'Possible error' caused Saudi-coalition bombing of civilians

'Possible error' caused Saudi-coalition bombing of civilians
Video: Saudi-coalition air raids on Yemen's port city of Hodeida killed at least 20 civilians on Wednesday evening, with Yemeni officials saying the attack was likely an 'error'.
2 min read
22 September, 2016

At least 20 civilians were killed in Saudi-led coalition air raids on the rebel-controlled port city of Hodeida on Wednesday, in what was another possible "error", Yemeni government officials have said.

At least 12 of the dead and 30 wounded civilians were rushed to the al-Thawra hospital in the Red Sea port, Dr Khaled Suhail told The New Arab.

Women and children were among the dead, local sources told The New Arab, adding that coalition jets targeted the city's rebel-controlled presidential palace as well as nearby residential neighbourhoods.

Coalition airstrikes hit the Suq al-Hunod district of the Red Sea port, the anonymous official in the government of President Abd Rabbo Mansour Hadi told AFP

An anonymous government official said the residential areas were "probably hit in error."

Last week, a study found that more than a third of all airstrikes by the Saudi-led coalition in Yemen have hit civilian sites, including school buildings, hospitals, markets and mosques.

Based on open-source data, the survey recorded over 8,600 aerial attacks between the start of the Saudi coalition's campaign in March 2015 and August 2016. 
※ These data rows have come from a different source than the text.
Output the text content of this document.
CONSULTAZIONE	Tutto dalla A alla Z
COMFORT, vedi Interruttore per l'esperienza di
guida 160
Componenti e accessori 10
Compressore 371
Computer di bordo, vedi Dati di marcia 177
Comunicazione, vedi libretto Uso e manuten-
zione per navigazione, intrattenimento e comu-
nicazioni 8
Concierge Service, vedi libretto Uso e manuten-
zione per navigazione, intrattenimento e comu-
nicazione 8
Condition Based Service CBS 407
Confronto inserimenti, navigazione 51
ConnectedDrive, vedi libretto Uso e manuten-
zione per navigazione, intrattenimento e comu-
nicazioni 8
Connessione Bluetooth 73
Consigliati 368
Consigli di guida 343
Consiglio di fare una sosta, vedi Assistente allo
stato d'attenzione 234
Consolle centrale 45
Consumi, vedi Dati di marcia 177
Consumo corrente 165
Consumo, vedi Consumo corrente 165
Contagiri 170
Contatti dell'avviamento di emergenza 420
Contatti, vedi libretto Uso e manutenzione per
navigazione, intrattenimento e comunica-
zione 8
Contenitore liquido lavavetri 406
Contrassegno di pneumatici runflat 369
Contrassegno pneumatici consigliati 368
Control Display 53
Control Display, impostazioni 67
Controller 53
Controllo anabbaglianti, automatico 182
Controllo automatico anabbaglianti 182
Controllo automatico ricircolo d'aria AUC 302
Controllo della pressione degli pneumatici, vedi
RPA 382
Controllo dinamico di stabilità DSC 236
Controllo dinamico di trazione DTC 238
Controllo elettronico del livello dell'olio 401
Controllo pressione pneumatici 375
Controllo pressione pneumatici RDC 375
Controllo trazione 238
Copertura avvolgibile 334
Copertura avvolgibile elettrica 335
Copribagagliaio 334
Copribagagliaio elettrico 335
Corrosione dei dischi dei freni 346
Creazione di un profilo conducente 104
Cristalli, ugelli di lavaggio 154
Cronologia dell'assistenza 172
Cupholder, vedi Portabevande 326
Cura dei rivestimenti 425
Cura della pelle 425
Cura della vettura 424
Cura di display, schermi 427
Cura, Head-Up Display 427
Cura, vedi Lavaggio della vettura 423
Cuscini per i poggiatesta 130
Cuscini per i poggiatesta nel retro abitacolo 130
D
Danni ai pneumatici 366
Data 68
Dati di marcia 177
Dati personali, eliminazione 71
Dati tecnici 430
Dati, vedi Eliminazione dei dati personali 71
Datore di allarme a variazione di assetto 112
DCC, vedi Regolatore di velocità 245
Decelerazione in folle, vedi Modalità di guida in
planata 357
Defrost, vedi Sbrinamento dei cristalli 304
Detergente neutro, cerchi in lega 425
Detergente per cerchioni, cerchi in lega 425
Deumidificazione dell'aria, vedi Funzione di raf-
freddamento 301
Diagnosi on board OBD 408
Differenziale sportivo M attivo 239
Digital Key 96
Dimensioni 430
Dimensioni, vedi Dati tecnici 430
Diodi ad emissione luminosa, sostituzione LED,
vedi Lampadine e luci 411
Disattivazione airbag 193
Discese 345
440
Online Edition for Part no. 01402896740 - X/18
The data shows that 3,577 of these strikes hit military targets, while 3,158 struck non-military sites.

The study identified 1,882 "unknown" strikes, where the nature of the target could not be identified.

Also listed are 942 attacks on residential areas, 114 on markets, 34 on mosques, 147 on schools, 26 on universities and 378 on transport.

Saudi Foreign Minister Adel al-Jubeir responded to the reports stating the Houthis have "turned schools and hospitals and mosques into command and control centres. 

"They have turned them into weapons depots in a way that they are no longer civilian targets. They are military targets. They might have been a school a year ago. But they were not a school when they were bombed," he added.

According to the United Nations, more than 10,000 people have been killed in Yemen since the start of the Saudi-led coalition's bombing campaign 18 months ago.